How to be more like lovers than housemates.

Hello, I'm Nicola Foster, a couples and sex therapist. In this article, I'm offering three practical suggestions to support couples who have noticed they feel like housemates and have lost connection with each other as lovers.

Most of us are juggling many roles.

You might be a parent, a carer for elderly parents, a co-worker, a business owner, a member of a tribe, or a volunteer in the local community—and a romantic partner.

Intimate relationships can fall to the bottom of the priority list. You may have been working in separate places and only come together in the evening. How do you navigate your need for space and your need to connect? How do you create meaningful time for intimacy and meaningful time for yourself and not just exist in some merged, amorphous middle ground?

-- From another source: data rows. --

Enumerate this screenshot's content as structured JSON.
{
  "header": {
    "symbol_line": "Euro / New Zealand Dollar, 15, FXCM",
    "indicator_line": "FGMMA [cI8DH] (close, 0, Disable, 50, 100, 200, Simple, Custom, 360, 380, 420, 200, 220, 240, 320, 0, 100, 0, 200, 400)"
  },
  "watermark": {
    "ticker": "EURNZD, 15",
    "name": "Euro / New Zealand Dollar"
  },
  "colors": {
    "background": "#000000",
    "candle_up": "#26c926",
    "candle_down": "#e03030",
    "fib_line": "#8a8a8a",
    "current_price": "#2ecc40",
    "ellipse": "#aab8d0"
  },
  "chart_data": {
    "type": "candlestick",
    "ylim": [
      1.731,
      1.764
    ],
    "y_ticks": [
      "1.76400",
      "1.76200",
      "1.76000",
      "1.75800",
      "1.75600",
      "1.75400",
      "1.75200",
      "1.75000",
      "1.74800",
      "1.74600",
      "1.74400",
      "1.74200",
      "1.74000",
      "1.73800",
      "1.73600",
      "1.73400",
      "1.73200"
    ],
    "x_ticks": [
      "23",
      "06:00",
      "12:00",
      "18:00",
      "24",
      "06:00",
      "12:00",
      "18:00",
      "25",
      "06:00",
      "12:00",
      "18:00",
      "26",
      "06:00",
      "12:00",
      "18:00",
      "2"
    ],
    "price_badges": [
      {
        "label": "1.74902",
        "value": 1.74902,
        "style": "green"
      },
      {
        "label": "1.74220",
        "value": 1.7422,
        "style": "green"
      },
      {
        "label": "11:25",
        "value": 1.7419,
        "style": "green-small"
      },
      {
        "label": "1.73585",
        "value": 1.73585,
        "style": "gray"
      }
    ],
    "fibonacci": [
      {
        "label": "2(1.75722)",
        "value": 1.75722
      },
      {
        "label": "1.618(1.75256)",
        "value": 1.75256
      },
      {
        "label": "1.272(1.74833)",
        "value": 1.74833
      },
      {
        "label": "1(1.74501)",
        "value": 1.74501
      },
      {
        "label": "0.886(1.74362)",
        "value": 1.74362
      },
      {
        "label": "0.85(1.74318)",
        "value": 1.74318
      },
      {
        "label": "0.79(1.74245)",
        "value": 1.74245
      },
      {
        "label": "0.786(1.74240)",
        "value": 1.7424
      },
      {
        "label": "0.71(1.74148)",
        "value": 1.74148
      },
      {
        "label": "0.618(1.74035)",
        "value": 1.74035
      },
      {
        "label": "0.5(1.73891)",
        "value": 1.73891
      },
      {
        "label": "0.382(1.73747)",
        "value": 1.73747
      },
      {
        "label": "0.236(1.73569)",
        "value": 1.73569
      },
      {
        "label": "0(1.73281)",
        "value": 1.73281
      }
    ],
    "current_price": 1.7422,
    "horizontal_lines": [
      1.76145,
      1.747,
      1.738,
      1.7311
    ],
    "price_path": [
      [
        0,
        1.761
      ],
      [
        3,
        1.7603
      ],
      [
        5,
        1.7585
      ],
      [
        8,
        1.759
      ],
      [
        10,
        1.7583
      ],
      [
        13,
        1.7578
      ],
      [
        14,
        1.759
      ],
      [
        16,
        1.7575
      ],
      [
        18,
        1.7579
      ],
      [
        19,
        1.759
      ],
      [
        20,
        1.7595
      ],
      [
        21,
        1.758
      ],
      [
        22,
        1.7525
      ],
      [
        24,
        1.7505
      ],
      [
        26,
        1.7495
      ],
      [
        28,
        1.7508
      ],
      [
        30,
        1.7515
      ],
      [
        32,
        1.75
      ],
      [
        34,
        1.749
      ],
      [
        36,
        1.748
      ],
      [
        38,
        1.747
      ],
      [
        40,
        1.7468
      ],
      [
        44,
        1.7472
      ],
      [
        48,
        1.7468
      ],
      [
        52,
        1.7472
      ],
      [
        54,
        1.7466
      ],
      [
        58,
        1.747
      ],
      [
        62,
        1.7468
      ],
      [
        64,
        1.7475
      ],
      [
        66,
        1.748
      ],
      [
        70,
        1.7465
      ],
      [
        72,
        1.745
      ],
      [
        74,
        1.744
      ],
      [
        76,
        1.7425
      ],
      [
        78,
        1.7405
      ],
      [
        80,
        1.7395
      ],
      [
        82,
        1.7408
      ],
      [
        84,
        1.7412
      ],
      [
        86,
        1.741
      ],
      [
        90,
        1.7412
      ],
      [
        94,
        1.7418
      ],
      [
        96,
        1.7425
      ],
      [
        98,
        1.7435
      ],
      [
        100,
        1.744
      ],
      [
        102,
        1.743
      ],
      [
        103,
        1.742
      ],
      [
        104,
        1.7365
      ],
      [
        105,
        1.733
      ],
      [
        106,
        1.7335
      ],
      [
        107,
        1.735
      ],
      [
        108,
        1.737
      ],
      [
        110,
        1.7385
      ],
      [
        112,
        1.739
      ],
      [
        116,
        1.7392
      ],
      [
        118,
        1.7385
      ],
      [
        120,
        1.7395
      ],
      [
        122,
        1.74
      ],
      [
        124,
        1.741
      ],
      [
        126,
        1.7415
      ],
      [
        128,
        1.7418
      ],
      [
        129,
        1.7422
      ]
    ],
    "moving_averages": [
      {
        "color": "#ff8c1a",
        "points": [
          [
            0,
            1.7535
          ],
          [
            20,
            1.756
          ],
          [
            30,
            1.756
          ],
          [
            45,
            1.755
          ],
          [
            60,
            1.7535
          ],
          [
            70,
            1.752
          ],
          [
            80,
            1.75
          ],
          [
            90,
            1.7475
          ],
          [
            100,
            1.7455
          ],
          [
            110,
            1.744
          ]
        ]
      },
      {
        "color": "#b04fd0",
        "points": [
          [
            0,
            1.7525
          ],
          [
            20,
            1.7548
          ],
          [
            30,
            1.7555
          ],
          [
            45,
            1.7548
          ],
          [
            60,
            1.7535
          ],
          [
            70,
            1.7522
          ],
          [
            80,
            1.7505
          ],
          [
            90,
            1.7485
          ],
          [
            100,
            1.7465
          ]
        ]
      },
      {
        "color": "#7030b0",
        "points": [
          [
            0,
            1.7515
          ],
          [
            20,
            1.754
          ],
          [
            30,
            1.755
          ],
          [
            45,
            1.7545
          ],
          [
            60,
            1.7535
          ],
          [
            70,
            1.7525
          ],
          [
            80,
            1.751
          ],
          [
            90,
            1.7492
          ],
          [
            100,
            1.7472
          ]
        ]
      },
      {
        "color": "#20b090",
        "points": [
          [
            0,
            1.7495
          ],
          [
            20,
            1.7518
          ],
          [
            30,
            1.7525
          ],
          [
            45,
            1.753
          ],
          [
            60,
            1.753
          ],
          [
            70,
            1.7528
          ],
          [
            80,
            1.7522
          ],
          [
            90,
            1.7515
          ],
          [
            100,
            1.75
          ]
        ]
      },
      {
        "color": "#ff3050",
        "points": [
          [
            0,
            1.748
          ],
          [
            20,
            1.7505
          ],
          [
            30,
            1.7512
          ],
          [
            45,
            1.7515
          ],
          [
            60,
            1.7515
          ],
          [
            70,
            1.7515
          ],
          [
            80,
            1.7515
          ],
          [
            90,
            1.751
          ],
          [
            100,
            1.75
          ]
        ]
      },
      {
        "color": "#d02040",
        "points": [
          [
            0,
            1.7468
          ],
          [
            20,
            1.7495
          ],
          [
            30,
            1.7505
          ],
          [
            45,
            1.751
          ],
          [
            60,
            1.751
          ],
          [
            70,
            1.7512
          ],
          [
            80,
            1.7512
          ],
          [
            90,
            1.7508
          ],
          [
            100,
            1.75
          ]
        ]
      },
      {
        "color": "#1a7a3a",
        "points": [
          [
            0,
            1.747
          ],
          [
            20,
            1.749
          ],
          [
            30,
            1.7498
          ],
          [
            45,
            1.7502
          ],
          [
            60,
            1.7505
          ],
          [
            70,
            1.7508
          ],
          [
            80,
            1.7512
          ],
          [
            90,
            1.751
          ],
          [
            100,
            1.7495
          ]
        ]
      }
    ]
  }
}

Here are three suggestions for ways to develop more intimacy in your connection and avoid the mundanity of being on autopilot:

  1. Make Time for Conscious, Intimate Connection

    • Actively ring-fence time for nourishing 'we' connection.
    • Engage in activities like holding each other in a close embrace and talking quietly with the TV and phones off, taking a shower or bath together, or watching a movie that you've actively chosen in advance.
    • Choose something meaningful that has the potential for deep connection between you.
  2. Together Space and Alone Space

    • Identify zones in your house for different activities and ensure there's a designated space where each of you can be alone sometimes.
    • Balance this by agreeing on a time when you will be intentionally more connected and sharing the space.
    • For example, make time to cook a delivery meal box together and enjoy the process, or go outside together to look at the stars, even if just for a few minutes.
    • Have a conversation about how much alone time you each need and how you can help each other achieve it.
  3. Have an Intimate, Honest Conversation

    • Plan a time for an honest, real, and authentic conversation.
    • Raise any difficulties or share something on your mind that feels vulnerable.
    • Follow these key tips:
      • Decide who this conversation is primarily for.
      • Sit close enough to touch—knees in contact.
      • Make eye contact (looking away as much as you need to stay relaxed).
      • Reflect back what your partner says to check that you understood them.
      • Share what you're experiencing in your body (e.g., "my heart is racing," or "my belly is tight").

When we share what's going on in our bodies with our partners, when we sit together with a little bit of contact, when we risk a little bit of eye contact and some physical touch, it's completely different from just having a normal day-to-day conversation.

Real magic can happen. It might not be easy, but the more you risk being in honest connection with each other, the less the risk of drifting apart and becoming more like housemates.